Selbstredend könnten in einer „gemischten“ BV, die quasi nur nebenbei beschäftigtendatenschutzrechtliche Begleitbestimmungen im Rahmen eines primär auf andere Zwecke gerichteten Regelungsgegenstandes (zB Nutzungsregeln der dienstlichen Informations- und Kommunikationstechnik gem § 97 Abs 1 Z 6 ArbVG) beinhaltet, auch bloß einzelne Bestimmungen dieser BV im dargestellten Sinne „europarechtlich qualifiziert“ werden.

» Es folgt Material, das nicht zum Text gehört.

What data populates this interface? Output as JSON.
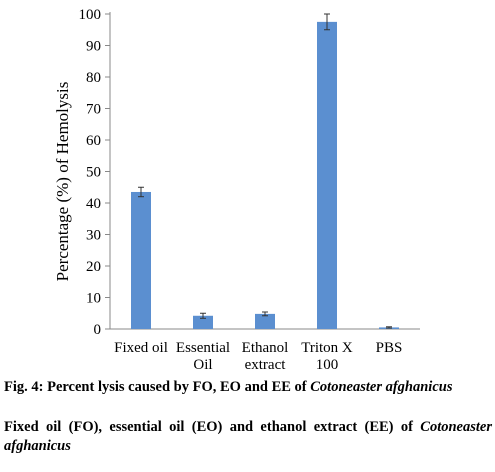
{
  "chart_data": {
    "type": "bar",
    "categories": [
      [
        "Fixed oil"
      ],
      [
        "Essential",
        "Oil"
      ],
      [
        "Ethanol",
        "extract"
      ],
      [
        "Triton X",
        "100"
      ],
      [
        "PBS"
      ]
    ],
    "values": [
      43.5,
      4.2,
      4.8,
      97.5,
      0.5
    ],
    "errors": [
      1.5,
      0.8,
      0.6,
      2.5,
      0.2
    ],
    "ylabel": "Percentage (%) of Hemolysis",
    "xlabel": "",
    "ylim": [
      0,
      100
    ],
    "yticks": [
      0,
      10,
      20,
      30,
      40,
      50,
      60,
      70,
      80,
      90,
      100
    ],
    "grid": false,
    "bar_color": "#5b8fd0"
  },
  "caption": {
    "line1_prefix": "Fig. 4: Percent lysis caused by FO, EO and EE of ",
    "line1_species": "Cotoneaster afghanicus",
    "line2_text": "Fixed oil (FO), essential oil (EO) and ethanol extract (EE) of ",
    "line2_species": "Cotoneaster afghanicus"
  }
}
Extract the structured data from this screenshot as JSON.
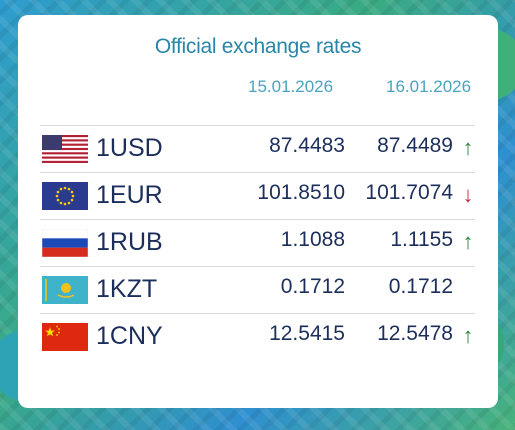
{
  "title": "Official exchange rates",
  "dates": [
    "15.01.2026",
    "16.01.2026"
  ],
  "rates": [
    {
      "code": "1USD",
      "v1": "87.4483",
      "v2": "87.4489",
      "trend": "up",
      "flag": "us-flag-icon"
    },
    {
      "code": "1EUR",
      "v1": "101.8510",
      "v2": "101.7074",
      "trend": "down",
      "flag": "eu-flag-icon"
    },
    {
      "code": "1RUB",
      "v1": "1.1088",
      "v2": "1.1155",
      "trend": "up",
      "flag": "ru-flag-icon"
    },
    {
      "code": "1KZT",
      "v1": "0.1712",
      "v2": "0.1712",
      "trend": "none",
      "flag": "kz-flag-icon"
    },
    {
      "code": "1CNY",
      "v1": "12.5415",
      "v2": "12.5478",
      "trend": "up",
      "flag": "cn-flag-icon"
    }
  ],
  "arrows": {
    "up": "↑",
    "down": "↓",
    "none": ""
  },
  "colors": {
    "up": "#2f8a3e",
    "down": "#c0283a",
    "text": "#1c2e5c",
    "accent": "#2a86a8"
  }
}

Wie dargestellt würde eine derart „unionsrechtlich aufgeladene“ BV demnach als „Erlaubnistatbestand“ einer Datenverarbeitung fungieren können.* Im Geltungsbereich des DSG 2000 ist ja strittig, ob unter die „besonderen Rechtsvorschriften“ des § 9 Z 11 leg cit auch Betriebsvereinbarungen fallen.* Mit Anwendbarkeit der DS-GVO kann durch den Abschluss entsprechender Betriebsvereinbarungen also das zT unbefriedigende Nebeneinander von Arbeitsrecht und Datenschutzrecht*) damit – wie schon bis dato durch entsprechende „Erlaubnis“-Betriebsvereinbarungen in Deutschland* – auch dogmatisch einwandfrei harmonisiert werden. An dieser Schnittstelle zum Datenschutzrecht kommt Betriebsvereinbarungen damit künftighin eine „doppelte Aufgabenstellung“ zu: Zum einen können sie als datenschutzrechtlicher Erlaubnistatbestand fungieren, zum anderen dienen sie (nach wie vor) der Erfüllung der Mitbestimmungsrechte des BR.* Zu beachten bzw zu bedenken ist dabei natürlich, dass mit der Funktion einer solchen „europarechtlich qualifizierten“ BV als Erlaubnistatbestand einer Datenverarbeitung im Beschäftigungskontext iSd DS-GVO zusätzliche nationale Standards zum (außerdatenschutzrechtlichen) Persönlichkeitsschutz unterlaufen werden könnten (zB eine aus § 16 ABGB abgeleitete Zustimmungspflichtigkeit von Kontrollen der privaten Kommunikation von Beschäftigten am Arbeitsplatz seitens dieser einzelnen betroffenen Beschäftigten).* Es darf nämlich nicht übersehen werden, dass die gegenständliche Öffnungsklausel auch auf die „Freiheiten“ der Datenverarbeitung Bedacht nimmt und überdies auch Regelungen für Zwecke des Schutzes des Eigentums der AG oder der Kunden erlaubt, was auf entsprechende Kontrollbefugnisse des AG hinausläuft.*

Insofern sollte mit diesem neuen Institut einer europarechtlichen „Beschäftigtendatenschutz-BV“ sorgsam umgegangen werden.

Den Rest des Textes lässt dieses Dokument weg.